The text of my May 2006 speech to the Hoover Institute on Sarbanes Oxley, Legislate in Haste, Repent at Leisure is now available online. The NCPA's Daily Policy Digest summarizes as follows:
Sarbanes-Oxley (SOX) legislation is costing businesses more than anybody anticipated, putting many at risk, and forcing some to go private, or worse, go broke, says Stephen Bainbridge, William D. Warren Professor of Law at the University of California, Los Angeles.
For example:
- According to the Wall Street Journal, publicly traded companies routinely report that their audit costs have gone up as much as 30 percent, or even more, as a result of the tougher audit and accounting standards imposed by SOX.
- Just paying the fees now required to fund the Public Company Accounting Oversight Board can run as much as $2 million for the largest firms.
- Corporate law firm Foley & Lardner, for example, found that senior managers of public middle-market companies expect costs to increase by almost 100 percent as a result of SOX.

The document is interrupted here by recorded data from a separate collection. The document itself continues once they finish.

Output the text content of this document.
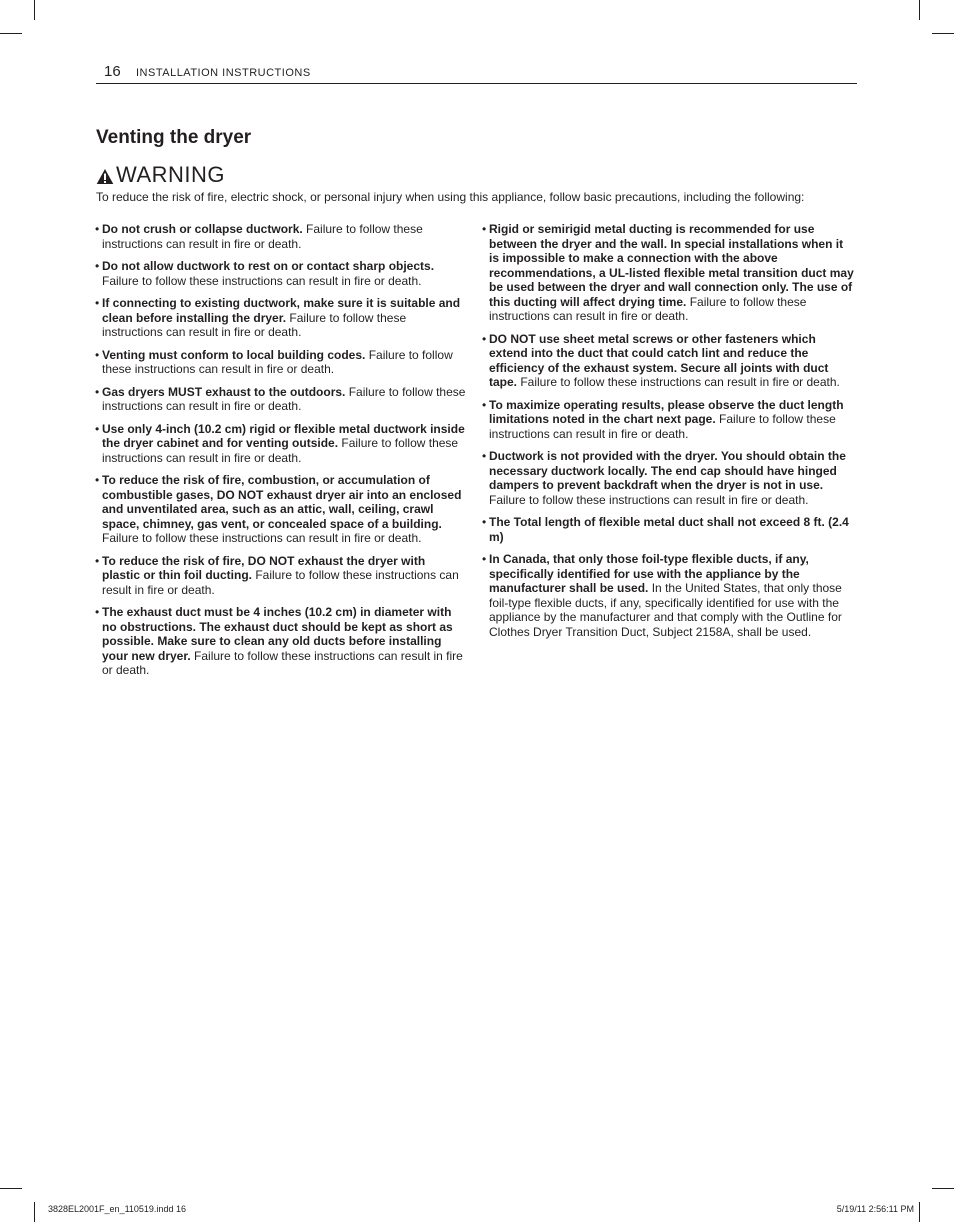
16 INSTALLATION INSTRUCTIONS
Venting the dryer
WARNING
To reduce the risk of fire, electric shock, or personal injury when using this appliance, follow basic precautions, including the following:
• Do not crush or collapse ductwork. Failure to follow these instructions can result in fire or death.
• Do not allow ductwork to rest on or contact sharp objects. Failure to follow these instructions can result in fire or death.
• If connecting to existing ductwork, make sure it is suitable and clean before installing the dryer. Failure to follow these instructions can result in fire or death.
• Venting must conform to local building codes. Failure to follow these instructions can result in fire or death.
• Gas dryers MUST exhaust to the outdoors. Failure to follow these instructions can result in fire or death.
• Use only 4-inch (10.2 cm) rigid or flexible metal ductwork inside the dryer cabinet and for venting outside. Failure to follow these instructions can result in fire or death.
• To reduce the risk of fire, combustion, or accumulation of combustible gases, DO NOT exhaust dryer air into an enclosed and unventilated area, such as an attic, wall, ceiling, crawl space, chimney, gas vent, or concealed space of a building. Failure to follow these instructions can result in fire or death.
• To reduce the risk of fire, DO NOT exhaust the dryer with plastic or thin foil ducting. Failure to follow these instructions can result in fire or death.
• The exhaust duct must be 4 inches (10.2 cm) in diameter with no obstructions. The exhaust duct should be kept as short as possible. Make sure to clean any old ducts before installing your new dryer. Failure to follow these instructions can result in fire or death.
• Rigid or semirigid metal ducting is recommended for use between the dryer and the wall. In special installations when it is impossible to make a connection with the above recommendations, a UL-listed flexible metal transition duct may be used between the dryer and wall connection only. The use of this ducting will affect drying time. Failure to follow these instructions can result in fire or death.
• DO NOT use sheet metal screws or other fasteners which extend into the duct that could catch lint and reduce the efficiency of the exhaust system. Secure all joints with duct tape. Failure to follow these instructions can result in fire or death.
• To maximize operating results, please observe the duct length limitations noted in the chart next page. Failure to follow these instructions can result in fire or death.
• Ductwork is not provided with the dryer. You should obtain the necessary ductwork locally. The end cap should have hinged dampers to prevent backdraft when the dryer is not in use. Failure to follow these instructions can result in fire or death.
• The Total length of flexible metal duct shall not exceed 8 ft. (2.4 m)
• In Canada, that only those foil-type flexible ducts, if any, specifically identified for use with the appliance by the manufacturer shall be used. In the United States, that only those foil-type flexible ducts, if any, specifically identified for use with the appliance by the manufacturer and that comply with the Outline for Clothes Dryer Transition Duct, Subject 2158A, shall be used.
3828EL2001F_en_110519.indd 16	5/19/11 2:56:11 PM
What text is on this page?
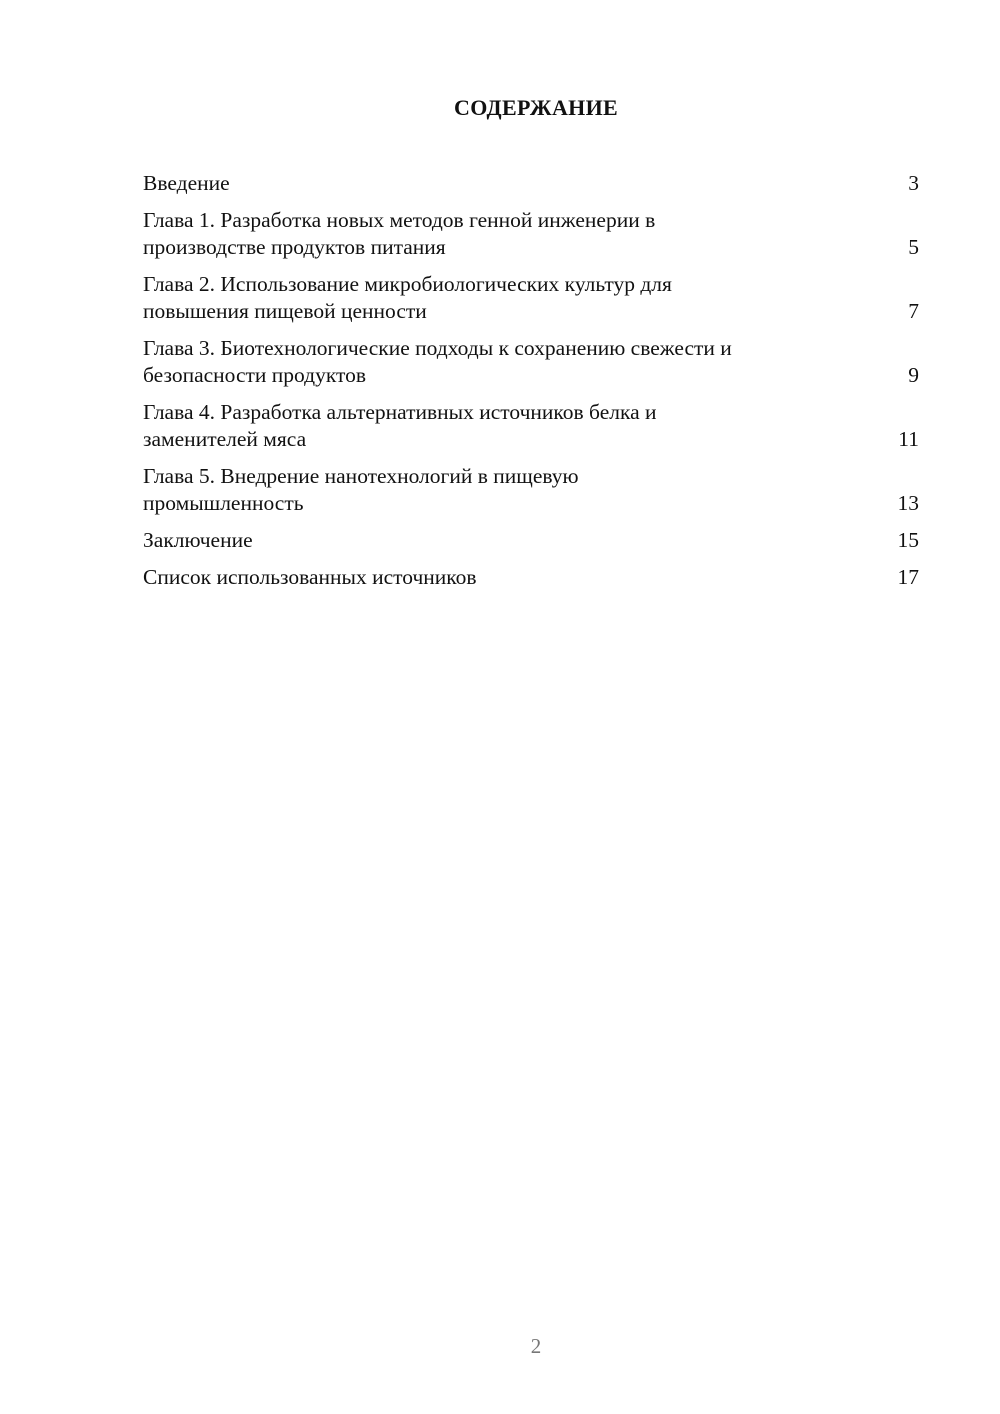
СОДЕРЖАНИЕ
Введение	3
Глава 1. Разработка новых методов генной инженерии в
производстве продуктов питания	5
Глава 2. Использование микробиологических культур для
повышения пищевой ценности	7
Глава 3. Биотехнологические подходы к сохранению свежести и
безопасности продуктов	9
Глава 4. Разработка альтернативных источников белка и
заменителей мяса	11
Глава 5. Внедрение нанотехнологий в пищевую
промышленность	13
Заключение	15
Список использованных источников	17
2
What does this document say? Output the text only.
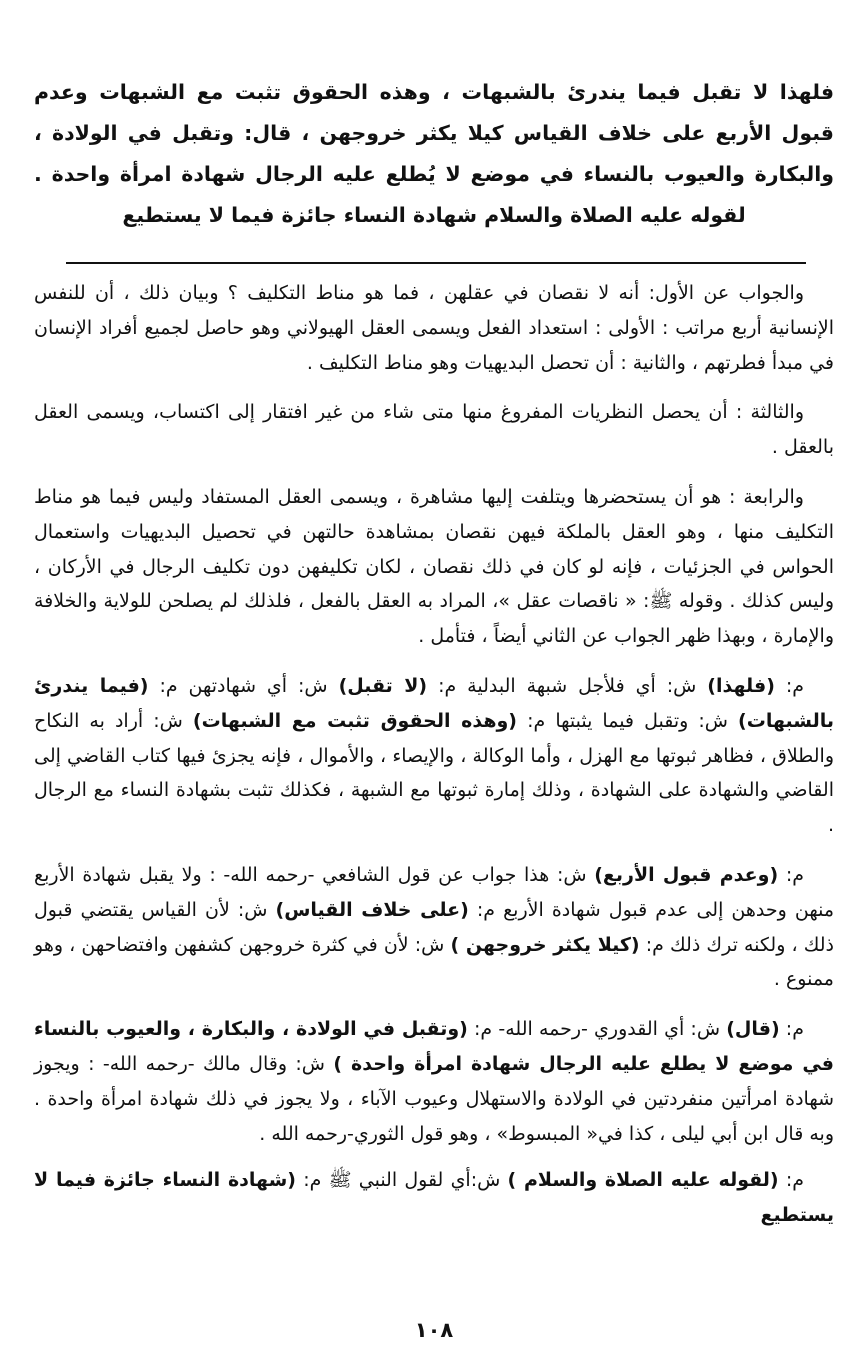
فلهذا لا تقبل فيما يندرئ بالشبهات ، وهذه الحقوق تثبت مع الشبهات وعدم قبول الأربع على خلاف القياس كيلا يكثر خروجهن ، قال: وتقبل في الولادة ، والبكارة والعيوب بالنساء في موضع لا يُطلع عليه الرجال شهادة امرأة واحدة . لقوله عليه الصلاة والسلام شهادة النساء جائزة فيما لا يستطيع

والجواب عن الأول: أنه لا نقصان في عقلهن ، فما هو مناط التكليف ؟ وبيان ذلك ، أن للنفس الإنسانية أربع مراتب : الأولى : استعداد الفعل ويسمى العقل الهيولاني وهو حاصل لجميع أفراد الإنسان في مبدأ فطرتهم ، والثانية : أن تحصل البديهيات وهو مناط التكليف .

والثالثة : أن يحصل النظريات المفروغ منها متى شاء من غير افتقار إلى اكتساب، ويسمى العقل بالعقل .

والرابعة : هو أن يستحضرها ويتلفت إليها مشاهرة ، ويسمى العقل المستفاد وليس فيما هو مناط التكليف منها ، وهو العقل بالملكة فيهن نقصان بمشاهدة حالتهن في تحصيل البديهيات واستعمال الحواس في الجزئيات ، فإنه لو كان في ذلك نقصان ، لكان تكليفهن دون تكليف الرجال في الأركان ، وليس كذلك . وقوله ﷺ: « ناقصات عقل »، المراد به العقل بالفعل ، فلذلك لم يصلحن للولاية والخلافة والإمارة ، وبهذا ظهر الجواب عن الثاني أيضاً ، فتأمل .

م: (فلهذا) ش: أي فلأجل شبهة البدلية م: (لا تقبل) ش: أي شهادتهن م: (فيما يندرئ بالشبهات) ش: وتقبل فيما يثبتها م: (وهذه الحقوق تثبت مع الشبهات) ش: أراد به النكاح والطلاق ، فظاهر ثبوتها مع الهزل ، وأما الوكالة ، والإيصاء ، والأموال ، فإنه يجزئ فيها كتاب القاضي إلى القاضي والشهادة على الشهادة ، وذلك إمارة ثبوتها مع الشبهة ، فكذلك تثبت بشهادة النساء مع الرجال .

م: (وعدم قبول الأربع) ش: هذا جواب عن قول الشافعي -رحمه الله- : ولا يقبل شهادة الأربع منهن وحدهن إلى عدم قبول شهادة الأربع م: (على خلاف القياس) ش: لأن القياس يقتضي قبول ذلك ، ولكنه ترك ذلك م: (كيلا يكثر خروجهن ) ش: لأن في كثرة خروجهن كشفهن وافتضاحهن ، وهو ممنوع .

م: (قال) ش: أي القدوري -رحمه الله- م: (وتقبل في الولادة ، والبكارة ، والعيوب بالنساء في موضع لا يطلع عليه الرجال شهادة امرأة واحدة ) ش: وقال مالك -رحمه الله- : ويجوز شهادة امرأتين منفردتين في الولادة والاستهلال وعيوب الآباء ، ولا يجوز في ذلك شهادة امرأة واحدة . وبه قال ابن أبي ليلى ، كذا في« المبسوط» ، وهو قول الثوري-رحمه الله .

م: (لقوله عليه الصلاة والسلام ) ش:أي لقول النبي ﷺ م: (شهادة النساء جائزة فيما لا يستطيع

١٠٨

The most costly part appears to be Section 404, which requires inclusion of internal control disclosures, says Bainbridge:
- The Securities and Exchange Commission initially estimated that Section 404 would require only 383 staff hours per company per year.
- But according to a Financial Executives International survey, projected expenditures of staff hours reach 35,000 -- almost 100 times the SEC's estimate.
- In addition, the survey estimates that firms will spend $1.3 million on external consultants and software, and an extra $1.5 million in audit fees -- a jump of 35 percent.
The most troubling aspect is that the costs are disproportionately borne by smaller public firms. For many of these, the additional cost is a significant percentage of their annual revenues. Some have chosen to go private. But for those who stay public and are operating on thin margins, SOX compliance costs can make the difference between profitability and losing money, says Bainbridge.